Day 22: Maps ahoy!

Roo Harrigan
Making Athena
Published in
3 min readNov 17, 2015

>>> Brief summary

Oh my goodness, ladies and gents, Holy Hallelujah, Batman, we have a map and it’s got a polygon layer of all the countries (plus a lot of confusing semi-sovereign states and British protectorates) and it’s be-you-tee-full. Thanks to this wonderful example of building polygons out of fusion tables and a significant amount of time spent banging my head and anyone else’s head I could find against the developer console, we realized that even though I was passing in my Google-given API Key and my fusion table id correctly, I hadn’t clicked this freaking button:

which was the key to overcoming that haunting 403 error. But a strong cup of tea and a focused 10 minutes with Joel saved the day. Huzzah! Look! I even styled it a bit!

I also took some time to fix a bug with my score calculation route so it would scale more nicely to handle tallying more than one question, tried my hand at some JavaScript to prevent users from submitting the quiz for grading without filling the whole thing out, and laid the groundwork for the third question about primary languages (which rekindled my fond feelings for sets, after a bit).

Now I’ve got to write the JS to interact with it tomorrow :)

>>> Where I struggled

Explaining my issue effectively to different people to get help. Today was a great exercise in how different helpers need different information — some people need the 10,000 foot view of your project before they can dive in, some want you to point at each line and parse it out loud, and some need 5 minutes of silent reading before any help can begin.

Where I didn’t struggle today was with planning.

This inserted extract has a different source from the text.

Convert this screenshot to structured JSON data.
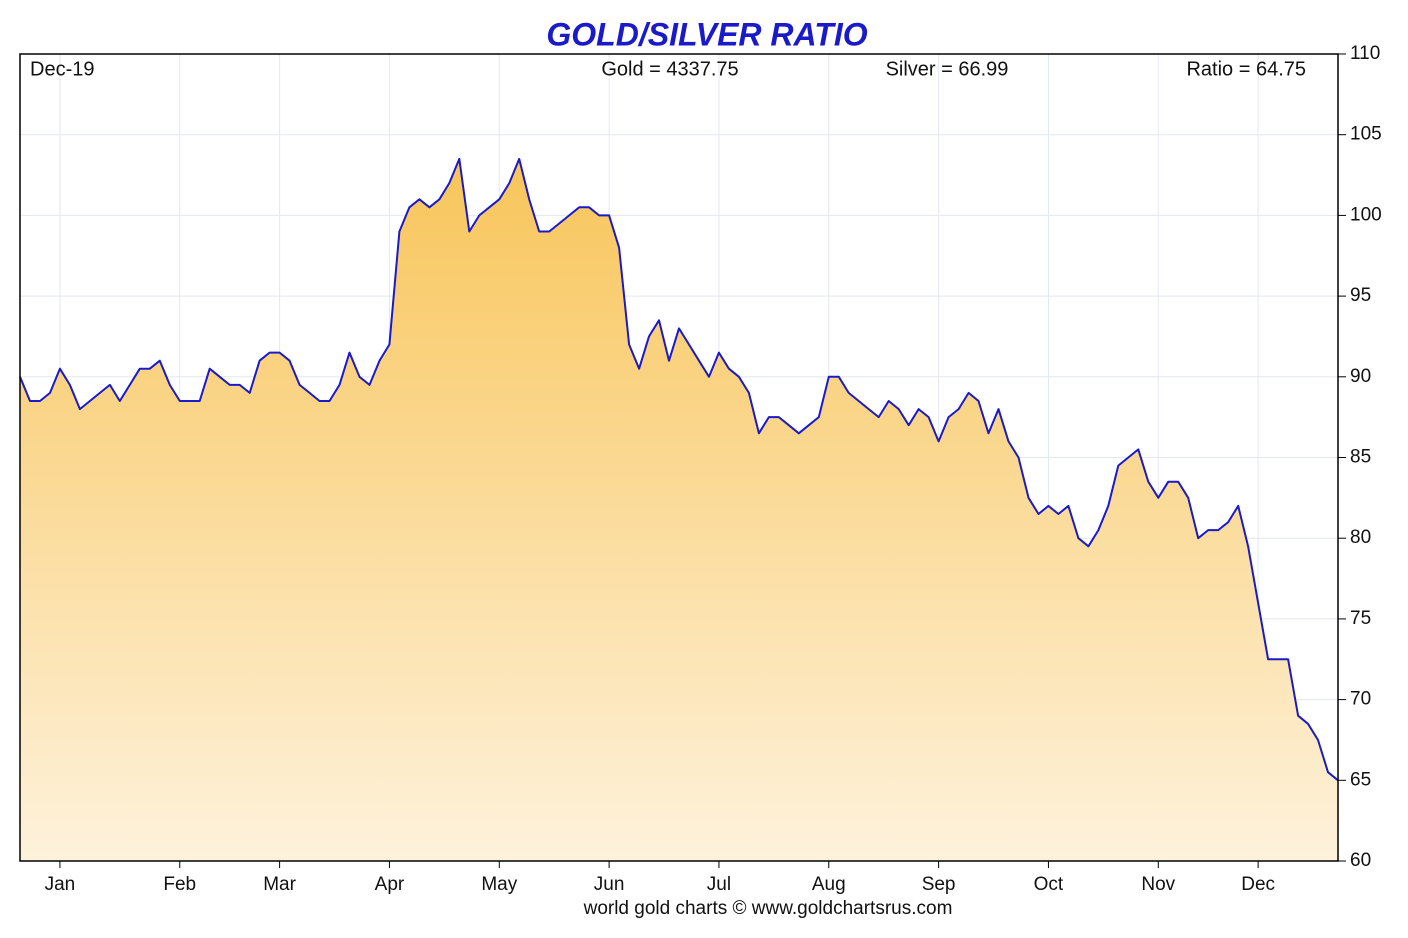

I spent a nice 20 minutes this morning before I even started coding writing out my plans for the day and the questions I needed to ask people along the way. I guided myself, and it was simple and lovely.

>>> Thoughtful takeaway

  1. The juice is worth the squeeze.
  2. In programming, it seems, forgiveness is the highest virtue. Except usually the only person sitting around waiting for forgiveness from me is myself. I had a hard time forgiving myself for having to work from an example instead of being able to sound out the JavaScript for parsing the fusion table on my own (and honestly, passing things into the URL to draw the map still doesn’t make too much sense to me, so I need to read more about that). Also, the fact that I’d been hot on the right trail for the last few days and had failed to effectively investigate the 403 error sitting in my browser’s console was, I felt, worth beating myself up over.

I know that impulse doesn’t help anyone, and it definitely hurts me. But I bet many other programmers, particularly lady-bodied ones, might be fighting the same internal fight. If you are, I’d love to hear from you. I’d love it even more if we could somehow solve the inefficiency and general unpleasantness of self-blame together.